De Rijn in vlammen
DE RIJN IN VLAMMEN: een opzichtige titel, refererend naar een of andere goedkope ‘soap-story’; dat dacht ik althans.
Vlug moest ik evenwel mijn mening herzien.
Deze lijvige roman van Willem Brugmans, een in Brevard-V.S.A. residerende Limburger, biedt literatuur op hoog niveau.
Handelend over de Rijnvaart in de periode gaande van eind de dertiger jaren tot een goed decennium na het einde van W.O.II, laat Brugmans ons in een vlotte, meeslepende stijl de ervaringen meeleven van een aantal sleepschippers, bekeken telkens vanuit een wisselend perspectief.
De wederwaardigheden van Karel Vermeer vormen daarbij de hoofdschotel.
Samen met dit personage en zijn gezinnetje voelen we, steeds dreigender, de gestage opkomst van de oligarchie der nazi's in Duitsland.
Karel beleeft dan, beslist ongewild en als summum van de oorlogswaanzin, de complete vernietiging van heel de infrastructuur van de Rijnvaart, eerst door de geallieerde bommen, nadien door het laatste restje buskruit van de terugtrekkende SS-ers.
Heel het Ruhrgebied wordt in die periode omzeggens van de kaart geveegd.
De Rijn in Vlammen is een aanklacht tegen elke vorm van zinloos geweld en vooral tegen de blinde, fanatieke hang naar macht en heerszucht.
Het verhaal is tevens een hommage aan die talloze naamloze, gewone mensen die, temidden van het oorlogsinferno, geconfronteerd met een berg dagdagelijkse problemen, er toch telkens weer in slagen zichzelf en de hunnen er doorheen te worstelen. Al lezend, stelde ik meteen vast dat het langdurig verblijf in de ‘States’ op de Limburger Brugmans een gunstige invloed had nagelaten.
Schrijvend in een directe, van alle nutteloze franjes ontdane stijl, stevent de auteur recht op zijn doel af, in een verteltrent die geworteld lijkt in de traditie van Amerikaanse vertellers als een John Irving.
Brugmans maakt daarbij veelvuldig en vooral erg functioneel, gebruik van het rechtstreeks dialoogsysteem.
Dit heeft tot gevolg dat de lezer integraal kan meedenken en -voelen met de romanfiguren.
De Rijn in Vlammen dendert op die wijze voort als een expresstrein, met Brugmans als competente machinist; warmbloedig en vol onder stoom op de lange rechte stroken, ingetogen en zorgvuldig formulerend waar het gekozen traject een omzichtige benadering vereist. Het boek is verlucht met twee pointillistische tekeningen van illustrator Pim Bronkhorst.

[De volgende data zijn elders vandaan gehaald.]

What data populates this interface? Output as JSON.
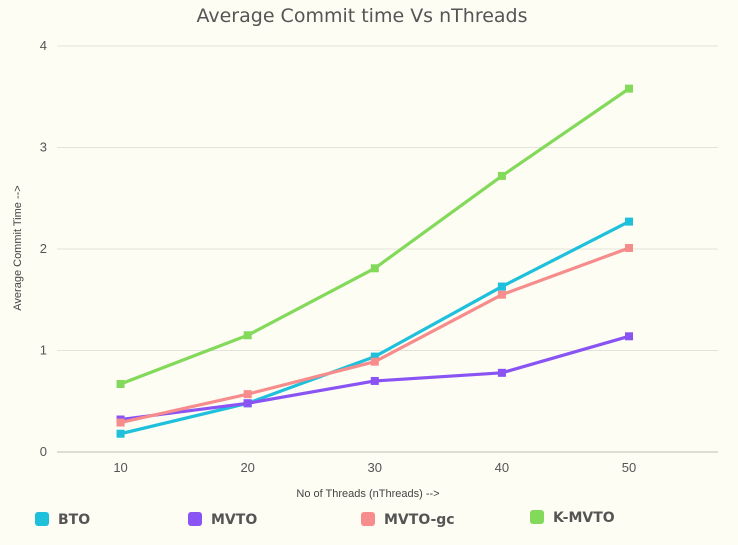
{
  "chart_data": {
    "type": "line",
    "title": "Average Commit time Vs nThreads",
    "xlabel": "No of Threads (nThreads) -->",
    "ylabel": "Average Commit Time -->",
    "x": [
      10,
      20,
      30,
      40,
      50
    ],
    "x_ticks": [
      "10",
      "20",
      "30",
      "40",
      "50"
    ],
    "y_ticks": [
      "0",
      "1",
      "2",
      "3",
      "4"
    ],
    "ylim": [
      0,
      4
    ],
    "grid": true,
    "legend_position": "bottom",
    "series": [
      {
        "name": "BTO",
        "color": "#1ec0dc",
        "values": [
          0.18,
          0.48,
          0.94,
          1.63,
          2.27
        ]
      },
      {
        "name": "MVTO",
        "color": "#8a54f5",
        "values": [
          0.32,
          0.48,
          0.7,
          0.78,
          1.14
        ]
      },
      {
        "name": "MVTO-gc",
        "color": "#f78c8c",
        "values": [
          0.29,
          0.57,
          0.89,
          1.55,
          2.01
        ]
      },
      {
        "name": "K-MVTO",
        "color": "#82d95a",
        "values": [
          0.67,
          1.15,
          1.81,
          2.72,
          3.58
        ]
      }
    ]
  }
}
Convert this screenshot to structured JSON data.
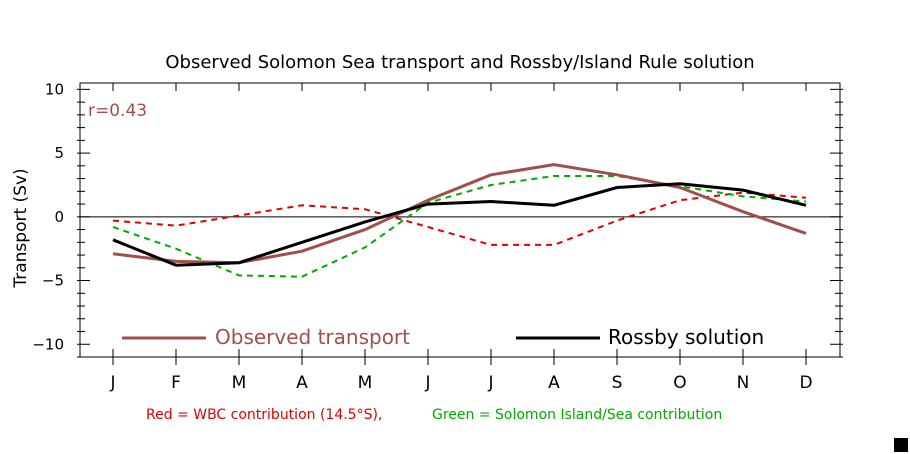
{
  "chart_data": {
    "type": "line",
    "title": "Observed Solomon Sea transport and Rossby/Island Rule solution",
    "ylabel": "Transport (Sv)",
    "xlabel": "",
    "ylim": [
      -11,
      10.5
    ],
    "yticks": [
      -10,
      -5,
      0,
      5,
      10
    ],
    "ytick_labels": [
      "−10",
      "−5",
      "0",
      "5",
      "10"
    ],
    "categories": [
      "J",
      "F",
      "M",
      "A",
      "M",
      "J",
      "J",
      "A",
      "S",
      "O",
      "N",
      "D"
    ],
    "annotation": "r=0.43",
    "series": [
      {
        "name": "Observed transport",
        "style": "solid",
        "color": "#a0504b",
        "values": [
          -2.9,
          -3.5,
          -3.6,
          -2.7,
          -1.0,
          1.3,
          3.3,
          4.1,
          3.3,
          2.3,
          0.4,
          -1.3
        ]
      },
      {
        "name": "Rossby solution",
        "style": "solid",
        "color": "#000000",
        "values": [
          -1.8,
          -3.8,
          -3.6,
          -2.0,
          -0.4,
          1.0,
          1.2,
          0.9,
          2.3,
          2.6,
          2.1,
          0.9
        ]
      },
      {
        "name": "",
        "style": "dashed",
        "color": "#e00000",
        "values": [
          -0.3,
          -0.7,
          0.1,
          0.9,
          0.6,
          -0.8,
          -2.2,
          -2.2,
          -0.3,
          1.3,
          1.9,
          1.5
        ]
      },
      {
        "name": "",
        "style": "dashed",
        "color": "#00aa00",
        "values": [
          -0.8,
          -2.5,
          -4.6,
          -4.7,
          -2.4,
          1.1,
          2.5,
          3.2,
          3.2,
          2.4,
          1.6,
          1.2
        ]
      }
    ],
    "footnote_red": "Red = WBC contribution (14.5°S),",
    "footnote_green": "Green = Solomon Island/Sea contribution"
  }
}
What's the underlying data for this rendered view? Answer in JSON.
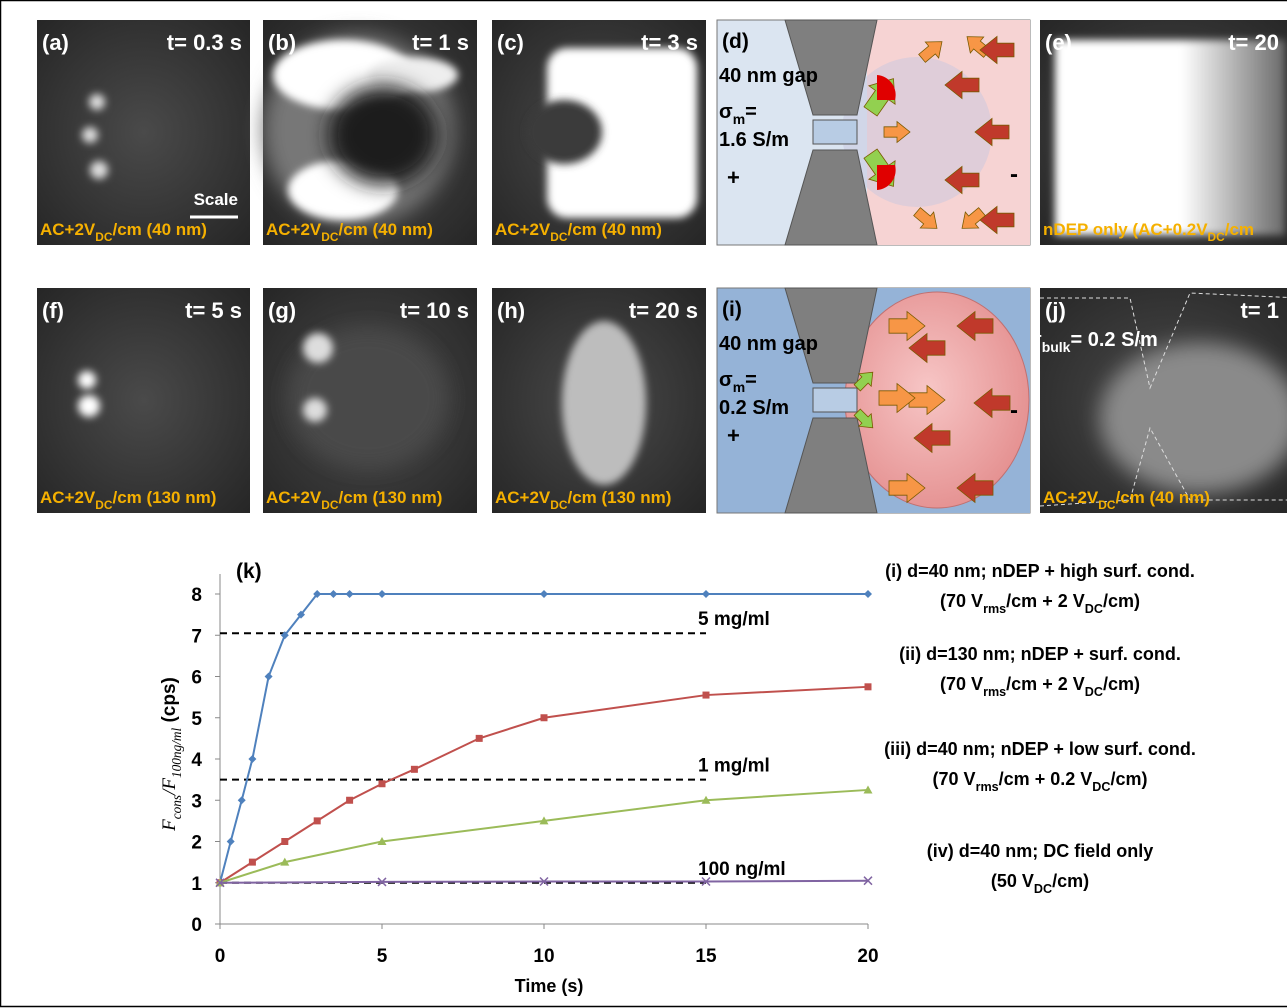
{
  "panels": [
    {
      "label": "(a)",
      "time": "t= 0.3 s",
      "caption": [
        "AC+2V",
        "DC",
        "/cm (40 nm)"
      ],
      "scale": "Scale"
    },
    {
      "label": "(b)",
      "time": "t= 1 s",
      "caption": [
        "AC+2V",
        "DC",
        "/cm (40 nm)"
      ]
    },
    {
      "label": "(c)",
      "time": "t= 3 s",
      "caption": [
        "AC+2V",
        "DC",
        "/cm (40 nm)"
      ]
    },
    {
      "label": "(e)",
      "time": "t= 20",
      "caption": [
        "nDEP only (AC+0.2V",
        "DC",
        "/cm"
      ]
    },
    {
      "label": "(f)",
      "time": "t= 5 s",
      "caption": [
        "AC+2V",
        "DC",
        "/cm (130 nm)"
      ]
    },
    {
      "label": "(g)",
      "time": "t= 10 s",
      "caption": [
        "AC+2V",
        "DC",
        "/cm (130 nm)"
      ]
    },
    {
      "label": "(h)",
      "time": "t= 20 s",
      "caption": [
        "AC+2V",
        "DC",
        "/cm (130 nm)"
      ]
    },
    {
      "label": "(j)",
      "time": "t= 1",
      "caption": [
        "AC+2V",
        "DC",
        "/cm (40 nm)"
      ],
      "sigma": [
        "σ",
        "bulk",
        "= 0.2 S/m"
      ]
    }
  ],
  "diagrams": [
    {
      "label": "(d)",
      "gap": "40 nm gap",
      "sigma": [
        "σ",
        "m",
        "="
      ],
      "sigma_value": "1.6 S/m",
      "plus": "+",
      "minus": "-"
    },
    {
      "label": "(i)",
      "gap": "40 nm gap",
      "sigma": [
        "σ",
        "m",
        "="
      ],
      "sigma_value": "0.2 S/m",
      "plus": "+",
      "minus": "-"
    }
  ],
  "chart_data": {
    "type": "line",
    "title": "(k)",
    "x_label": "Time (s)",
    "y_label": [
      "F",
      "cons",
      "/F",
      "100ng/ml",
      " (cps)"
    ],
    "xlim": [
      0,
      20
    ],
    "ylim": [
      0,
      8
    ],
    "xticks": [
      0,
      5,
      10,
      15,
      20
    ],
    "yticks": [
      0,
      1,
      2,
      3,
      4,
      5,
      6,
      7,
      8
    ],
    "grid": false,
    "series": [
      {
        "name": "(i) d=40 nm; nDEP + high surf. cond.",
        "conditions": [
          "(70 V",
          "rms",
          "/cm + 2 V",
          "DC",
          "/cm)"
        ],
        "color": "#4f81bd",
        "marker": "diamond",
        "x": [
          0,
          0.33,
          0.67,
          1,
          1.5,
          2,
          2.5,
          3,
          3.5,
          4,
          5,
          10,
          15,
          20
        ],
        "values": [
          1,
          2,
          3,
          4,
          6,
          7,
          7.5,
          8,
          8,
          8,
          8,
          8,
          8,
          8
        ]
      },
      {
        "name": "(ii) d=130 nm; nDEP + surf. cond.",
        "conditions": [
          "(70 V",
          "rms",
          "/cm + 2 V",
          "DC",
          "/cm)"
        ],
        "color": "#c0504d",
        "marker": "square",
        "x": [
          0,
          1,
          2,
          3,
          4,
          5,
          6,
          8,
          10,
          15,
          20
        ],
        "values": [
          1,
          1.5,
          2,
          2.5,
          3,
          3.4,
          3.75,
          4.5,
          5,
          5.55,
          5.75
        ]
      },
      {
        "name": "(iii) d=40 nm; nDEP + low surf. cond.",
        "conditions": [
          "(70 V",
          "rms",
          "/cm + 0.2 V",
          "DC",
          "/cm)"
        ],
        "color": "#9bbb59",
        "marker": "triangle",
        "x": [
          0,
          2,
          5,
          10,
          15,
          20
        ],
        "values": [
          1,
          1.5,
          2,
          2.5,
          3,
          3.25
        ]
      },
      {
        "name": "(iv) d=40 nm; DC field only",
        "conditions": [
          "(50 V",
          "DC",
          "/cm)"
        ],
        "color": "#8064a2",
        "marker": "x",
        "x": [
          0,
          5,
          10,
          15,
          20
        ],
        "values": [
          1,
          1.02,
          1.03,
          1.03,
          1.05
        ]
      }
    ],
    "reference_lines": [
      {
        "value": 7.05,
        "end": 15,
        "label": "5 mg/ml"
      },
      {
        "value": 3.5,
        "end": 15,
        "label": "1 mg/ml"
      },
      {
        "value": 1,
        "end": 15,
        "label": "100 ng/ml"
      }
    ]
  }
}
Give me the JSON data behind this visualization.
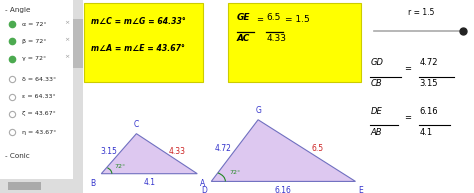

Naar mijn gevoel, horen deze zeker niet onaardige plaatjes veeleer thuis in een avonturenboek voor jongeren, dan wel in deze roman. De auteur draagt zijn boek op aan zijn vrouw Magdalena.
Ik meen dat er weinig echtgenotes bestaan aan wie als huldebetoon een dergelijk groots werk is opgedragen. Voor wat mij betreft, reken ik De Rijn in Vlammen alleszins als een van de belangrijkste Nederlandstalige romanpublicaties van het literaire jaar 1987.
Georges Lambrechts
Willem Brugmans: De Rijn in Vlammen. De Vleermuis, Roermond-Antwerpen, Epo 1987, 236 pag.